Green v. United States, 355 U.S. 184 (1957). The most famous double jeopardy case is Blockburger v. United States, which laid out the test for determining if multiple convictions arising out of the same incident violated the prohibition against double jeopardy:
[t]he applicable rule is that where the same act or transaction constitutes a violation of two distinct statutory provisions, the test to be applied to determine whether there are two offenses or only one, is whether each provision requires proof of a fact which the other does not.
Blockburger v. United States, 284 U.S. 299, 304 (1932). This analysis ‘precludes examination of the evidence.’ Illinois v. Vitale, 447 U.S. 410, 416 (1980). Instead, an examination of the elements of the two crimes is essential. Brown v. Ohio, 432 U.S. 161, 166 (1977).
Quoth Justice Stevens, in Illinois v. Vitale:
In Harris v. Oklahoma, 433 U.S. 682, we held that a conviction on a felony-murder charge barred a subsequent prosecution for robbery, where the robbery had been used to establish the requisite intent on the murder charge. Cf. Whalen v. United States, 445 U.S. 684. Since it was theoretically possible that a different felony could have supported the murder charge, such a result may not have been required by a literal application of the Blockburger test, see Whalen v. United States, supra, at 708-711 (REHNQUIST, J., dissenting). However, the entire Court agreed that it was required by the Double Jeopardy Clause.
Of course, it is the interpretation of state law by a state court that controls and under PA law, attempted murder may not be a lesser included offenses of murder. There is a line of cases that suggests that the treatment of those crimes intended by the legislature plays an important role in determining whether they are the same for double jeopardy purposes. Perhaps the differing sentencing ranges for attempt and the completed act (for murder at least, at least here in CT) may give some weight to that argument.
Stepping back from the legal mumbo-jumbo, there is a certain appeal to the argument that Barnes should not be permitted to reap the benefits of a lesser sentence merely because Barclay did not die immediately.
This, however, is not unavailing, especially in light of the fact that the Commonwealth was willing to have Barnes plead to a lesser degree of murder, exposing him to a potential maximum sentence of 10 to 20 years, with credit for 16 years already served.

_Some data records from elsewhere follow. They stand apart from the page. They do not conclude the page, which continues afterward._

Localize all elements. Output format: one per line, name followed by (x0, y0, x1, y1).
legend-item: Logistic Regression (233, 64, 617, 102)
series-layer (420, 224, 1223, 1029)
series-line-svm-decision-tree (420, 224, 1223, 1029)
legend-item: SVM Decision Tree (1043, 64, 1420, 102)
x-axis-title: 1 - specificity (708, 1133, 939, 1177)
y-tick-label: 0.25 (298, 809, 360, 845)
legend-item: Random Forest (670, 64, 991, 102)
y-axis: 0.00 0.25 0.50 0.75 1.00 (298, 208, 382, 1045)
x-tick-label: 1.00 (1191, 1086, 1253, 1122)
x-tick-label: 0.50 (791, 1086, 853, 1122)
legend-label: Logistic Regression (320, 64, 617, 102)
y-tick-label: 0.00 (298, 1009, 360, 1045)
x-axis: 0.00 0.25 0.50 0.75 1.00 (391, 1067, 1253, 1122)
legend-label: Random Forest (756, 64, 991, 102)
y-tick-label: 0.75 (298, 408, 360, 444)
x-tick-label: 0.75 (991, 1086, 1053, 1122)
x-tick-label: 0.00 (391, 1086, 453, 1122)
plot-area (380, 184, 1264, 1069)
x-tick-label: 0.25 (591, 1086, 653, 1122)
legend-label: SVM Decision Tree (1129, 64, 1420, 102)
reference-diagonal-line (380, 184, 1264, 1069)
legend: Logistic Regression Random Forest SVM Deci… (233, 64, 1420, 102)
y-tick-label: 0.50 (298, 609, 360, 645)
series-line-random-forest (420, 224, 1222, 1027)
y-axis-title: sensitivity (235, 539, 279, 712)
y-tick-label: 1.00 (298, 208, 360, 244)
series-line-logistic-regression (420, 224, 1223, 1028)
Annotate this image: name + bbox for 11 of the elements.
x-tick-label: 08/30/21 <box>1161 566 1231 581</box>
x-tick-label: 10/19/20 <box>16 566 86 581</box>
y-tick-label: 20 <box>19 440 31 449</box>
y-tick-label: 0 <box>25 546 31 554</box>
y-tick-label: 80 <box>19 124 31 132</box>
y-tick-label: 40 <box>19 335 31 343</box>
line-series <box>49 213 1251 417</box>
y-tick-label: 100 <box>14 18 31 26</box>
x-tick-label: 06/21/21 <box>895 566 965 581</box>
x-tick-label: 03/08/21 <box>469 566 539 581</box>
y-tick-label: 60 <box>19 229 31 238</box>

The Commonwealth is not interested in the legal issues here, especially when you consider the fact that Barclay’s body wasn’t autopsied for 7 months and after Barnes had been charged with murder. To me it seems more like grandstanding and putting on a show in light of the death of a member of law enforcement. Which is fine, except Barnes has already paid a pretty steep price for that very crime.
[As you may have noticed, my DJ analysis was pretty half-baked. That's because I am unwilling to embark on writing a brief on this subject just yet. If I've missed a key case, I'm sure you'll let me know about it.]